How Employee Income Incentives Promote Accountability
Employees in sales positions need great incentives! Sometimes that means money; sometimes it’s time off; sometimes it’s an award system for gaining credentials or increased learning. The key element here is to design an opportunity for your team members to have control over what they earn – reward them!
One of my clients has a salary plus bonus program for his sales team. When the employee is on-boarded, this base plus bonus is available on day one. However, when the employee reaches a certain level of income, he has the choice to stay where he is or to transition to a commission-only program, which provides an even more lucrative income. This second option is ideal for someone who wants full control of his income earnings! It’s brilliant.
Many ways exist to reward employees through income.
And I always recommend having conversations about pay and income separate from performance reviews! (Or at least designing the income section of the conversation as a separate entity.)
Money motivates and it helps people to tie value to their work. And in my experience working with sales teams, nothing is more powerful than an unlimited income potential!
Your sales professionals need to know how to make money and top producers will constantly be looking for more efficient ways to get the job done.
Give your sales team assistance…
An added tip: Help your front-line sales team to hire an administrative assistant so that more of their time can be spent in the sales process, and provide ongoing training to increase their productivity. It will make the entire process more successful and fun for everyone.
Some people just love to sell. They love the challenge of uncovering the needs of a client and creatively crafting solutions to fill those needs. And if it’s an excellent product, it’s a win-win for both the salesperson and the customer, right?
In my work as a sales recruiter, I am fascinated to find so many people (who are just like me) and have absolutely no problem being paid commission only. But here is where we lose the good candidates: When the product isn’t excellent, when the salesperson doesn’t believe in the product, and when there is a limit on how much the salesperson can make, it doesn’t last. All of those elements have to be there in order for paid commission to work.
I helped one of my clients to hire a front-line sales producer recently. In one of the final interviews the candidate said to me, “Theresa, I’d really like to take this job. But I need to make at least $60,000 this year to accept the position just to pay my bills! How can I achieve this goal and possibly make more?”
I said, “Joe, ask the Agent to show you how you can do that. There’s no limit on what you can earn if you aren’t afraid to get in there, pick up the phone, and fill up your appointment book. Figure out how you can do it, and go for it.”
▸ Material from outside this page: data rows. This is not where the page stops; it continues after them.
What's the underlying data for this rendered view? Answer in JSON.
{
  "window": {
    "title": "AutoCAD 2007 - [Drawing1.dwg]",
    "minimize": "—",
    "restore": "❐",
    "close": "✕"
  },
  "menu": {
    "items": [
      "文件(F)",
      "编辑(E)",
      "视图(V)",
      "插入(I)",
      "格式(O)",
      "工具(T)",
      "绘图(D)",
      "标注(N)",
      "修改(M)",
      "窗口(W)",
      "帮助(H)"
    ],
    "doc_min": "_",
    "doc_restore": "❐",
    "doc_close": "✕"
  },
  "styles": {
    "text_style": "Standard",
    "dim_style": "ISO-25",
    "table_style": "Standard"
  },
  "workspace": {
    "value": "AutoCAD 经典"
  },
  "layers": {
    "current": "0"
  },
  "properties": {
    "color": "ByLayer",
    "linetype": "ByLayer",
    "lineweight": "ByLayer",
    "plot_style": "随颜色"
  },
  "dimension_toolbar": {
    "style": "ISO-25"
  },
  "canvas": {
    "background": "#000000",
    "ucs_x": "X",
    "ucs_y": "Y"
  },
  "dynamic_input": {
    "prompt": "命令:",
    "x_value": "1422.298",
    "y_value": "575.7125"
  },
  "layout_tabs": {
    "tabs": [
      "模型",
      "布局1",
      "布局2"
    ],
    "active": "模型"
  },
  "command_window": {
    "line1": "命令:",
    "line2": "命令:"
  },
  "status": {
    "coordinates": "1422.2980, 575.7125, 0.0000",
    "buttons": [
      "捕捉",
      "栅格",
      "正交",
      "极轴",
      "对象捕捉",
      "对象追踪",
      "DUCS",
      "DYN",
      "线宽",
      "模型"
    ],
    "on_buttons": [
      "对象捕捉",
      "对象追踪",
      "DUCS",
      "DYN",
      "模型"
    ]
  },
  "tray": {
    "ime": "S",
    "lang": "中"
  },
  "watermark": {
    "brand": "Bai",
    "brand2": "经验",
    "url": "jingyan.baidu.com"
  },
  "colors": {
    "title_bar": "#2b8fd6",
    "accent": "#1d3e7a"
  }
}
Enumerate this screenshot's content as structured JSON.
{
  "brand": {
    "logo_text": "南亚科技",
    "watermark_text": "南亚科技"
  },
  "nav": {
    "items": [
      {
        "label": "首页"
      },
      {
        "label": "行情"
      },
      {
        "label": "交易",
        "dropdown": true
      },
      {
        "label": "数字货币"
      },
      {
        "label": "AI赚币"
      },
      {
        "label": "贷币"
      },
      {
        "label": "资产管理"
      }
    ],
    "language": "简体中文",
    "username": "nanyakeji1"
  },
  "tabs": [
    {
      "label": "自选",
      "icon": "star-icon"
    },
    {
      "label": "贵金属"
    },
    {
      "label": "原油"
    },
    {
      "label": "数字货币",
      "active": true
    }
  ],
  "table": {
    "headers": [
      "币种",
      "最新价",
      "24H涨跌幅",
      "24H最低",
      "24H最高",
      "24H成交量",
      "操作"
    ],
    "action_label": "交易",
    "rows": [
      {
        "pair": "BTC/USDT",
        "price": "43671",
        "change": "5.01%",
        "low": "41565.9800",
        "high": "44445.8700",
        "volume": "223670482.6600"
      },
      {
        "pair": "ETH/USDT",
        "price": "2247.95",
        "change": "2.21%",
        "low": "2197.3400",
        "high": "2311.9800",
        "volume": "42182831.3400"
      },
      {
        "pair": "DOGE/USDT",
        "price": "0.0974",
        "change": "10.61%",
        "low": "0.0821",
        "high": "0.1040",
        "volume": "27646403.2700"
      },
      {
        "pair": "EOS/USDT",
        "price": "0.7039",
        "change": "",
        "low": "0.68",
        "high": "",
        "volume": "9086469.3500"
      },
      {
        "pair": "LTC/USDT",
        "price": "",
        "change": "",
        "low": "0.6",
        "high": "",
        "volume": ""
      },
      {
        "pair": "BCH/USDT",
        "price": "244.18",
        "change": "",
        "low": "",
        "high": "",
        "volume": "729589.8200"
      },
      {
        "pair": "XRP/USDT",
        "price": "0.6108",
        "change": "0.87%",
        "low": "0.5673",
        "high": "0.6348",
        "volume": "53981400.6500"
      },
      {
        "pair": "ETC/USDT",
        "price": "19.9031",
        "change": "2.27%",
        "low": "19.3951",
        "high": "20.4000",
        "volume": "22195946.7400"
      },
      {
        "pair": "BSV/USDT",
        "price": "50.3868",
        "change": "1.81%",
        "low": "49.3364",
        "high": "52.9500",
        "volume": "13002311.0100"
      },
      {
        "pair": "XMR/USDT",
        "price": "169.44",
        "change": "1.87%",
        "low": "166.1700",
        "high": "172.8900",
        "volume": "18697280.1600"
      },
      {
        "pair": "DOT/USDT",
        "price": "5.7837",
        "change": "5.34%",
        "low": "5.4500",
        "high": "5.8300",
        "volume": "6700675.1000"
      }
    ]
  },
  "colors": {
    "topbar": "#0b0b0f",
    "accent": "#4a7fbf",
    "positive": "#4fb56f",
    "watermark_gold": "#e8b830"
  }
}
Joe accepted the job. And it’s 100% on him to produce the results. The work environment has systems and processes in place to allow him to do it if he is truly committed, and we expect great results. He has a minimum quota that he must keep just to keep his job, and beyond that, it’s on him as to how much he wants to make.
Who has control of his or her income now?
It’s a partnership between employee and employer, and ultimately up to the employee to do whatever he or she can to achieve results.
Final thoughts on linking rewards to performance.
Having a sense of control and ownership in our work and knowing our performance directly impacts our rewards, monetarily and intrinsically, is a powerful way to establish a culture of accountability and excellence. However, it doesn’t work for those who enjoy passively showing up for work and punching a clock. If you’ve got “clock-punchers” whom you wish to have crank it up a notch, you might consider re-evaluating your performance measurement tools.